I'm not sure what you are worried about. From where I sit I can see three things your question can be related to:
First, you may want to prevent unauthorized users from making a valid request. This is resolve by using the browser's cookie to store a session ID. The session ID needs to tied to the user, be regenerated every time the user goes through the login process and must have an inactivity timeout. Anybody request coming in without a valid session ID you simply reject.
Second, you may want to prevent a third party from doing a replay attacks against your site (i.e. sniffing an inocent user's traffic and then sending the same calls over). The easy solution is to go over https for this. The SSL layer will prevent somebody from replaying any part of the traffic. This comes at a cost on the server side so you want to make sure that you really cannot take that risk.

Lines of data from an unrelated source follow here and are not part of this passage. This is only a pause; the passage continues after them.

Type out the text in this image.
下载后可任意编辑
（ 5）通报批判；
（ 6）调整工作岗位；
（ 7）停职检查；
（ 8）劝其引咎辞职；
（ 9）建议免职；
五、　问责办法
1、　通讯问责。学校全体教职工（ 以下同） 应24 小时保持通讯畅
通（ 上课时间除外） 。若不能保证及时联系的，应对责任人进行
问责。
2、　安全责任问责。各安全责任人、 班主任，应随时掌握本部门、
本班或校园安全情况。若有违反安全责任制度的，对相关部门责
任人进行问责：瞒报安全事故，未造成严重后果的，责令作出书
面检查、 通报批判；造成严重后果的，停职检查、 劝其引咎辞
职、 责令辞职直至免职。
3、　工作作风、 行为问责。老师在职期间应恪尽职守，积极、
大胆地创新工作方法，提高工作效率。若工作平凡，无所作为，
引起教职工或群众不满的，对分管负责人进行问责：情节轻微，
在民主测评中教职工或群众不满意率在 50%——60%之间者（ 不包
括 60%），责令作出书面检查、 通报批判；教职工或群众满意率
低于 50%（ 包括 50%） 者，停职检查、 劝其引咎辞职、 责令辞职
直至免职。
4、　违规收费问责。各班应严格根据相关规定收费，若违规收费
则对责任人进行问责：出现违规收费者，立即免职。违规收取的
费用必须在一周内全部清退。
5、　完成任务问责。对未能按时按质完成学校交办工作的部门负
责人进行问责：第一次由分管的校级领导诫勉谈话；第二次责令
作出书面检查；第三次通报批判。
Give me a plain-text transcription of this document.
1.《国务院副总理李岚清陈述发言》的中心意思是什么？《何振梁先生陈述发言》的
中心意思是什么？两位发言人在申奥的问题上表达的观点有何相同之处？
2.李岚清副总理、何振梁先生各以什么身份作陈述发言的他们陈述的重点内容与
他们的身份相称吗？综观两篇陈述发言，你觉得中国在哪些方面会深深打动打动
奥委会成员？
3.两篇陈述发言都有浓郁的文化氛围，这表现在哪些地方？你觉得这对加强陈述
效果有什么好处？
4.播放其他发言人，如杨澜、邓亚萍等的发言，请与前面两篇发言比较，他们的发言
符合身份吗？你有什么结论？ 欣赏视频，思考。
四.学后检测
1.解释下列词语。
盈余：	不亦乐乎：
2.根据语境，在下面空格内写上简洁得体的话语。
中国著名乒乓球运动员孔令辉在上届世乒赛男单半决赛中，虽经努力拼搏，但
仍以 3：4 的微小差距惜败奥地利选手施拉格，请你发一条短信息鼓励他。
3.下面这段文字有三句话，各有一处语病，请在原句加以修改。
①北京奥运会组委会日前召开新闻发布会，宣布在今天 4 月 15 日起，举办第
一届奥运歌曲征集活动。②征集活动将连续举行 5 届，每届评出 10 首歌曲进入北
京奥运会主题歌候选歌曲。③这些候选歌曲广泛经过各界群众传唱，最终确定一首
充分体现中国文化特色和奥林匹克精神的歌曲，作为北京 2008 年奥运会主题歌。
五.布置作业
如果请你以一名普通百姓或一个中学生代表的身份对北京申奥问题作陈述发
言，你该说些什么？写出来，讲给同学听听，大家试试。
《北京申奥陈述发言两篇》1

Third, you may want to prevent somebody from using your API (that's what AJAX calls are in the end) to implement his own client to your site. For this there is very little you can do. You can always look for the appropriate User-Agent but that's easy to fake and will be probably the first thing somebody trying to use your API will think of. You can always implement some statistics, for example looking at the average AJAX requests per minute on a per user basis and see if some user are way above your average. It's hard to implement and it's only usefull if you are trying to prevent automated clients reacting faster than human can.
Is Safari a webbrowser for you?
If it is, the same engine you got in many applications, just to say those using QT QWebKit libraries. So I would say, no way to recognize it.
User can forge any request one wants - faking the headers like UserAgent any they like...
One question: why would you want to do what you ask for? What's the diffrence for you if they request from browser or from anythning else?
Can't think of one reason you'd call "security" here.
If you still want to do this, for whatever reason, think about making your own application, with a browser embedded. It could somehow authenticate to the application in every request - then you'd only send a valid responses to your application's browser.
User would still be able to reverse engineer the application though.
Interesting question.
What about browsers embedded in applications? Would you mind those?
You can probably think of a way of "proving" that a request comes from a browser, but it will ultimately be heuristic. The line between browser and application is blurry (e.g. embedded browser) and you'd always run the risk of rejecting users from unexpected browsers (or unexpected versions thereof).
As been mentioned before there is no way of accomplishing this... But there is a thing to note, useful for preventing against CSRF attacks that target the specific AJAX functionality; like setting a custom header with help of the AJAX object, and verifying that header on the server side.
And if in the value of that header, you set a random (one time use) token you can prevent automated attacks.